軽めの仕上がり (はてな編)

Curiosity is the most powerful thing you own.

店子がEC化して母屋が傾く?

■店子がEC化して母屋が傾く?

 今朝、目に止ったのはこのニュース。

toyokeizai.net

 昨年からIFIビジネス・スクール で講座を持たせてもらっている事、元々、23年前くらいに就職活動で第一志望が某スペシャリティストアだった(最終面接で玉砕) 事もあり、院生時代以来、久しぶりにファッション業界や流通全般に対する関心が自分の中で高まってきているのかも。

 記事の内容は、

  • ユニクロが今年2月下旬から全国120店舗(順次拡大)で本格的に始めたセミオーダージャケットについて、店頭レジでの注文・決済以外の場合は売上高としてテナントに報告しないというお知らせを出しました。
  • つまり、売上に連動する賃料の算出根拠に組み入れる金額が限定される事になります。会計的には、発生した場所を基準に売上計上するか、支払い方法を基準にするか、みたいな話。 
  • テナントとしては、売り場を起点として発生したであろう売上が完全に含まれていないので、賃料交渉において不利益を被るかもしれませんね。

 というのが論旨かと思います。

 店舗で予約してECで決済とか、コンビニ受け取りにしてそこで決済、なんて買い方が普通に出来る時代ですので 、こういった店子の動きが加速するとテナントは確かに大変。不動産業として考えていると、消費者の購買パターンの各側面 ( 知覚・検討・試用・購入・配送) が多様化しているので、「実物を確認する場」として重宝される割には水揚げは回ってこないという悪循環に陥りかねない、と。一昔前の「オンラインかオフラインか」といった段階より複雑になっている前提で、「地面を有効活用してもらい、結果として自らの収益も確保するには」という事を考えないとテナント業は本当に厳しいですね。

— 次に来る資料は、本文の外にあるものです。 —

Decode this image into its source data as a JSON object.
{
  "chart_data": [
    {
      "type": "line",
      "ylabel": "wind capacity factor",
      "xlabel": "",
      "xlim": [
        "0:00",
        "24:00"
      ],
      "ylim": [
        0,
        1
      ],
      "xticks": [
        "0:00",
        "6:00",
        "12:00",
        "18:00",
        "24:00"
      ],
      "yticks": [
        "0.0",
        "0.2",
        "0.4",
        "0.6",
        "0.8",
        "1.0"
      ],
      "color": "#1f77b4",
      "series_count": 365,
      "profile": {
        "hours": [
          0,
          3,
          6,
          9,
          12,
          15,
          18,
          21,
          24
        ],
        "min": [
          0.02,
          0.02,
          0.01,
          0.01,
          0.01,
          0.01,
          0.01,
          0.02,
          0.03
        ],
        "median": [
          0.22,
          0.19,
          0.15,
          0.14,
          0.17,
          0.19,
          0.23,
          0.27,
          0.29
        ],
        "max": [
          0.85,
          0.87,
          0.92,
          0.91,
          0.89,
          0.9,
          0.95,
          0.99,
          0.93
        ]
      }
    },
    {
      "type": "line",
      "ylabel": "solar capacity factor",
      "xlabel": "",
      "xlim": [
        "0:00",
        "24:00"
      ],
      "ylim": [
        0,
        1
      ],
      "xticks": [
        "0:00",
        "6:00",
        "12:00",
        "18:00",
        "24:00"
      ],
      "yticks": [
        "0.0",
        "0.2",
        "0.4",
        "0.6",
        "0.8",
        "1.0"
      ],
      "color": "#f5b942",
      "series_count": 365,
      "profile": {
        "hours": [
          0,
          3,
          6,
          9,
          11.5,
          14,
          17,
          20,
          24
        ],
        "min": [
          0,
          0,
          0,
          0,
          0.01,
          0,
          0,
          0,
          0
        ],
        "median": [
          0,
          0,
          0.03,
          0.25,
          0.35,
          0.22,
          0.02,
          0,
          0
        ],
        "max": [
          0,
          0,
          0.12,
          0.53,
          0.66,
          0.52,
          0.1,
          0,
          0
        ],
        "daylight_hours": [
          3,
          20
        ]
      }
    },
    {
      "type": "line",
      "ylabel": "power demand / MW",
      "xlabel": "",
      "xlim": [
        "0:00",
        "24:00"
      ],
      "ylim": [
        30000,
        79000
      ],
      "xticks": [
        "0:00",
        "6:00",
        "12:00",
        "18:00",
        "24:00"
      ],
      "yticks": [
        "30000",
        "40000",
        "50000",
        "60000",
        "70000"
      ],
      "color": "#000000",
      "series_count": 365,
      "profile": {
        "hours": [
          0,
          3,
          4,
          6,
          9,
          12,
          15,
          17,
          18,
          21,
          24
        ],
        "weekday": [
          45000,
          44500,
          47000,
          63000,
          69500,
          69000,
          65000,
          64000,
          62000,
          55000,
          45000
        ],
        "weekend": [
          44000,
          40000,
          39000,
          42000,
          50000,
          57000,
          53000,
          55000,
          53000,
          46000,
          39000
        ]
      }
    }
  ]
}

 一方で、当のアパレル業界におけるEC化比率は「多くの企業が10%前後」 (繊研plus 2014/02/27)という事で、データポイントはやや古いですが意外とコンサバ。想像するに、

  • ものの性格上、やはり手に取ってみたいという需要は根強い
  • 都市圏においてはさほど『距離的制約を解消する為のEC』といった感覚が無い
  • アパレル各社の事業構造がまだ転換途上

といったような要因もあるのかな、と。このデータのアップデートが欲しいところですが、同じ繊研のデータをもとにブランド別に丁寧に調べてらっしゃる方が。素敵です。

echack.hatenablog.com

■テナント業の課題 : ハブ&スポークからの脱却が鍵な気がする

 問題はテナント業側がこういったデータをしっかりメンテして、決算報告とにらめっこしながら新しい賃料テーブルを設計しているかどうか、また、ブランド経験の重要な場所である土地を握っている事を強みとして、消費者の生活導線にどれだけシンクロ出来るか、といった視点が必要ですね。って素人に言われなくてもわかっていると思いますが。

 繁華街の人通りは『産業集積』がもたらしているとも考えられますが 、ネットではそういった物理的な集積が存在しないので、人や情報の流れはリアル世界とは異なります。リアルの産業集積をデジタル世界に持ち込んだのがショッピングモールの原点で、楽天はそれを用いて成長しました。しかしそういった2000年前半みたいな方程式が 、今の時代にどこまで有効なのかは疑問です。

 かつて六本木のミッドタウンが開発される過程で、三井不動産はコンセプトに相応しいテナントをリストして順に取り込んでいったという話を聞いた事があります。街に吸引力があり、コンセプトが明確であればにぎわう見本だと思います。

 楽天の例もそうですが 、今のデジタルの世界では別の力学が働いていると私は考えています。先を行くブランドはデジタルを活用して個別に消費者のインサイドに橋頭保を打ち立てているように思います(例えばバーバリーなど)。

 そういった例からうかがえるのは、ハブ&スポーク的なメディアモデルは成り立たないのだろうな、と。今回のファッション業界に当てはめれば、ハブは百貨店やテナントの役割りです。 同様に、認知と購買の間を取り持つファッション媒体も機能としてはハブですが、こちらも雑誌受難の時代かつ「紙とデジタル」というメディアビジネスそのもののジレンマの中でブレイクスルーに苦しんでいる印象です。

 テナント業にとって賃料は固定的な収入に類すると思うのですが、動的な収益源をいかにして確立していくかで、こういった店子の動きにも左右されにくい体質になって行けるのではないでしょうか。

 

・追記というか自分への宿題

今回は記事をきっかけに流通の構造的な方まで入り込みそうになった。そのぐらい根深くて面白い問題なのだけど、本業じゃないこともあって具体的な解決のアイデアがまったく浮かばない。せっかく講座で流通系の方と接点が持てるのでじっくり聞いてみて、もう少し考えてみる事にする。